12 Nov 2015, in Cocoa - To improve agriculture, business practices and productivity, IDH, convened civil society, corporate and finance organizations in coalitions with the aim of creating new financing models to fund smallholder farmer perennial crops (Cocoa, Coffee, Tea).
With the R&R Innovation Forum as a premier, 110 corporates, civil society and finance organizations got together to discover new ways of financing smallholder tree crops, and how they can join forces. In addition, they discussed rehabilitation and renovation (R&R) projects, recent innovations across geographies and crops and main bottlenecks. Some 7 million smallholder farmers and about 14 million hectares of land harvested by smallholders for cocoa, coffee, palm oil and tea worldwide would benefit from R&R. To address the underlying demand for R&R in these four crops today a $20bn of financing would be required, rising to $100bn to fully fund these projects over the next 25 years, according to IDH the Sustainable Trade Initiative.
Tree crops decline in productivity over time and need periodic renewal to maintain yields. They are also vulnerable to pests, diseases and climate change, and require ongoing maintenance.
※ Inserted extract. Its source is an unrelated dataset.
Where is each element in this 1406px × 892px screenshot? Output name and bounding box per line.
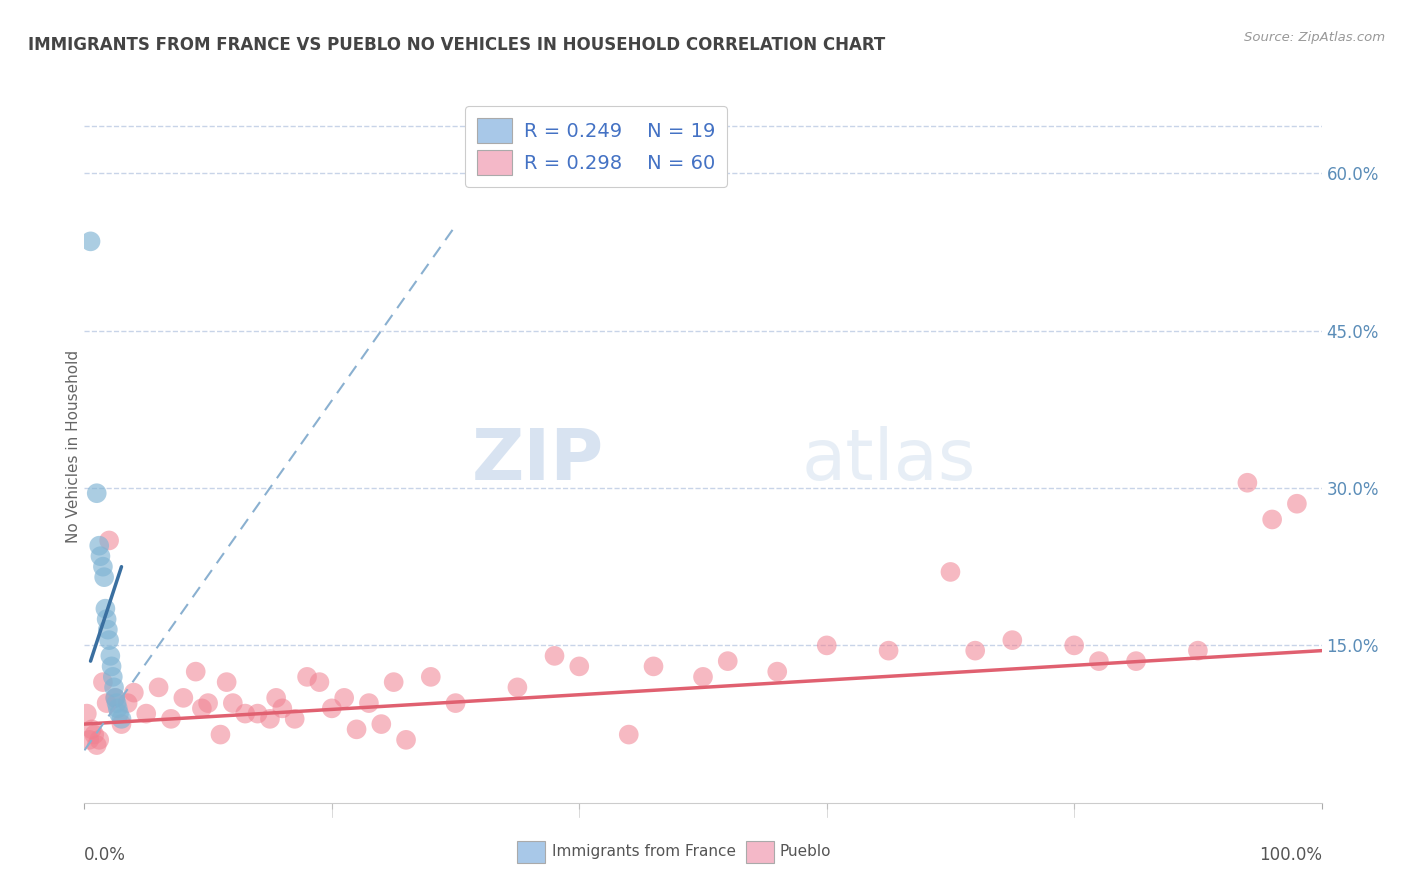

Such maintenance and renewal requires upfront investments that can be followed by a period of reduced or no income, and returns to such investments only arise after a period of several years.
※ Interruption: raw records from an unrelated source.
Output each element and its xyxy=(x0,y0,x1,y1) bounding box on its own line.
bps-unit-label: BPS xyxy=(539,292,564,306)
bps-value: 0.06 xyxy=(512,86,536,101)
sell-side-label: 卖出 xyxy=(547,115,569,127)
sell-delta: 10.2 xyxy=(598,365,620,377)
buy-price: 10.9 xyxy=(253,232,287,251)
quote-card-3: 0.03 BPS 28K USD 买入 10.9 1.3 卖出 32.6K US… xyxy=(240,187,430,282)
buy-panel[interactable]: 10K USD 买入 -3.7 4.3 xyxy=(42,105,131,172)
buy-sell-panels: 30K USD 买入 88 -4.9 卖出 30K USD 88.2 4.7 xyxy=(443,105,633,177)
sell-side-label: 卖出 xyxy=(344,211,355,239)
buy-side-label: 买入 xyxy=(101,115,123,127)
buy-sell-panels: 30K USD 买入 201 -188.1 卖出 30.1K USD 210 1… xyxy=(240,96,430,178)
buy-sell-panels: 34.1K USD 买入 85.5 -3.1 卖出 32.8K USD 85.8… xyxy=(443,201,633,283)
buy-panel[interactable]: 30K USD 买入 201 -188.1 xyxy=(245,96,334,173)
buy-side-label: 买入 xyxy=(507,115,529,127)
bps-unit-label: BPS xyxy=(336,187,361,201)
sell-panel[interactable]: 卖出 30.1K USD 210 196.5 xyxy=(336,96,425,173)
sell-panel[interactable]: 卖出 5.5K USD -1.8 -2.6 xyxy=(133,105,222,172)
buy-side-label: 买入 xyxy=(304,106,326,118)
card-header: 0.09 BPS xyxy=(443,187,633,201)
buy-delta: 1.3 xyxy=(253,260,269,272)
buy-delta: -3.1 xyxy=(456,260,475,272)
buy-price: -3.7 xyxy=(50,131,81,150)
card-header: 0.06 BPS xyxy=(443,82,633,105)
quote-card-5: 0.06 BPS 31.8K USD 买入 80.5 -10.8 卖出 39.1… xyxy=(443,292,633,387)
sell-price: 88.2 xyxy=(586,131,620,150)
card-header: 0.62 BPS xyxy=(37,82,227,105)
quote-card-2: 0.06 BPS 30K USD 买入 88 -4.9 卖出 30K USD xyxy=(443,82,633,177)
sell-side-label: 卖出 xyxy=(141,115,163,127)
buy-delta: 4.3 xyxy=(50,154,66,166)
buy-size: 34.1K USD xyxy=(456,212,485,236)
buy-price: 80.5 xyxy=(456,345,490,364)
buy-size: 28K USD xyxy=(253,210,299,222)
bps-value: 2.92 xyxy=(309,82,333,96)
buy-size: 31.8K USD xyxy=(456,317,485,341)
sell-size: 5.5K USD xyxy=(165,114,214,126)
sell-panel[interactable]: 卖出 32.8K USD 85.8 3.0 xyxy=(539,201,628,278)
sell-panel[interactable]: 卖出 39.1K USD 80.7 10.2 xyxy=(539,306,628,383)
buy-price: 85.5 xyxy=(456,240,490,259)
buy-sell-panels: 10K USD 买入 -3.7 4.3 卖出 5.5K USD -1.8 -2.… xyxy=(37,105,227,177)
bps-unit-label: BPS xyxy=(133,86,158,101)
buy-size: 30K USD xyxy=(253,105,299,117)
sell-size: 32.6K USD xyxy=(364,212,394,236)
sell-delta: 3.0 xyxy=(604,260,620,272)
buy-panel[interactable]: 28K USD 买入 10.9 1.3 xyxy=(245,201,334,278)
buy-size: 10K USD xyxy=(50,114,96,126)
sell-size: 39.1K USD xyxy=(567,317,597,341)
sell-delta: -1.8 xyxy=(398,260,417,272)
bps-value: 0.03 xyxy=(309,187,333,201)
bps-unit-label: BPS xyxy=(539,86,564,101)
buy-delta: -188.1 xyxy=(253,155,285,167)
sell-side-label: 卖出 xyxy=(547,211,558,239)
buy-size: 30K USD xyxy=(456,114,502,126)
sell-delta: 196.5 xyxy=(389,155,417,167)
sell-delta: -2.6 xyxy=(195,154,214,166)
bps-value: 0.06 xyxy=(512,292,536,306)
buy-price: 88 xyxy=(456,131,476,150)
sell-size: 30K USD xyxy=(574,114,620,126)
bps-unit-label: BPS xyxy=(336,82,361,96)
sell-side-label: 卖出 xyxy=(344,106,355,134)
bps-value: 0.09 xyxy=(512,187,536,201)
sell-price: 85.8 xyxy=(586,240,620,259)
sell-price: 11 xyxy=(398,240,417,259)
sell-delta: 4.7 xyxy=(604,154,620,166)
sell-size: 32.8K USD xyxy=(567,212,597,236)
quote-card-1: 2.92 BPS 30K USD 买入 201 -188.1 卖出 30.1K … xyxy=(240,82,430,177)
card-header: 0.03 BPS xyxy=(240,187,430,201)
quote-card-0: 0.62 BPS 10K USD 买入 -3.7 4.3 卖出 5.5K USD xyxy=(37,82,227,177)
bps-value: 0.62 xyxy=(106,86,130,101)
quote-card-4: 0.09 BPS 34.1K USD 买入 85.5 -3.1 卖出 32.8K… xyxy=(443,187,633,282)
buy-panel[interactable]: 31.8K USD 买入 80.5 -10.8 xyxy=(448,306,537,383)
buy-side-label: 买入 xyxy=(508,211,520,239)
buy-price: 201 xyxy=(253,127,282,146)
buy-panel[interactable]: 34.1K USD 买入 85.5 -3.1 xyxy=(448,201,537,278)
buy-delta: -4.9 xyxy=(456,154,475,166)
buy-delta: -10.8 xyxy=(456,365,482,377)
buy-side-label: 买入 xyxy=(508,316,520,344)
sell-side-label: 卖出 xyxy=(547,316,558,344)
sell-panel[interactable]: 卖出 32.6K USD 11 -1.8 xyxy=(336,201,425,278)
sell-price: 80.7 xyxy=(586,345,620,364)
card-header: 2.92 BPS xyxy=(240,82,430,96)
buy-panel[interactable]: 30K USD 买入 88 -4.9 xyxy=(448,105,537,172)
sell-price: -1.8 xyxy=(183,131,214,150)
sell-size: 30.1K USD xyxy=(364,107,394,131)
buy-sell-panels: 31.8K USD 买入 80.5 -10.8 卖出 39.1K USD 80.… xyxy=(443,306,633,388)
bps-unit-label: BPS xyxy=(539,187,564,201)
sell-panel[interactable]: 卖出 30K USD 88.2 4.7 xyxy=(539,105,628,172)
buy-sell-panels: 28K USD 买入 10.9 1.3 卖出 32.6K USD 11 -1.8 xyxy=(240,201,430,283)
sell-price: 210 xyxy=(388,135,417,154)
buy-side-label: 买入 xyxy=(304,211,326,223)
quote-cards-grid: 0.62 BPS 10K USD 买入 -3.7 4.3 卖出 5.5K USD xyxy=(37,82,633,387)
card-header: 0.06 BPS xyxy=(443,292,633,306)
R&R aims to improve and upgrade the long-term productivity of these crops so they will generate significant returns. However, delay in returns of both renovation and rehabilitation creates a gap in income that most smallholders can not overcome.
Joost Oorthuizen, executive director at IDH, the Sustainable Trade Initiative said: “To bring rehabilitation and renovation of smallholder tree crops to the next level we will need to start building coalitions with parties that normally don’t sit around the same table. It is encouraging to see these organizations together at our forum, teaming up and creating ideas. Now we need to select regions and farmers, create the alliances to reduce risks and just go.
“As a convener of public-private partnerships, we also believe there is high potential value in accelerating the learning process about R&R projects. Smallholder farmers are an important part of global production for many agricultural commodities, with 30-40% accounting for the palm oil supply, 60-70% for tea and coffee and 85-95% for the global cocoa supply. Demand for these commodities will grow significantly over the medium term which means that failure to undertake smallholder R&R at scale will have substantial farmer livelihoods and environmental implications, as well as commercial implications when supply fails.”
In coffee and cocoa, smallholders are struggling with low productivity due to aging trees, depletion of soils, the effect of climate change and disease outbreaks like La Roya and swollen shoot. In palm oil, Indonesian regions of large-scale planting in the early 1990s are in need of replanting, as trees grow too high to be harvested and are beyond their productive life cycle. In tea, smallholder yields are low and often need infilling and replanting with more productive varieties.
For prospect investors, renovation involves a long-term financing (10 to 15 years) that may involve a grace period of several years. Rehabilitation financing is shorter, typically with a tenor of 5 years or less, and often does not require a grace period.
The content for the Forum was co-developed with our knowledge partners Rabobank, Root Capital and Dalberg. IDH plans to continue to engage stakeholders around this topic, through convening crop focuses working groups in producing countries. Deeping the knowledge and commitment on the ground. The first reengagement of this kind will be at the next African Fine Coffee and Tea Association (AFCA) meeting in Tanzania, February 2016.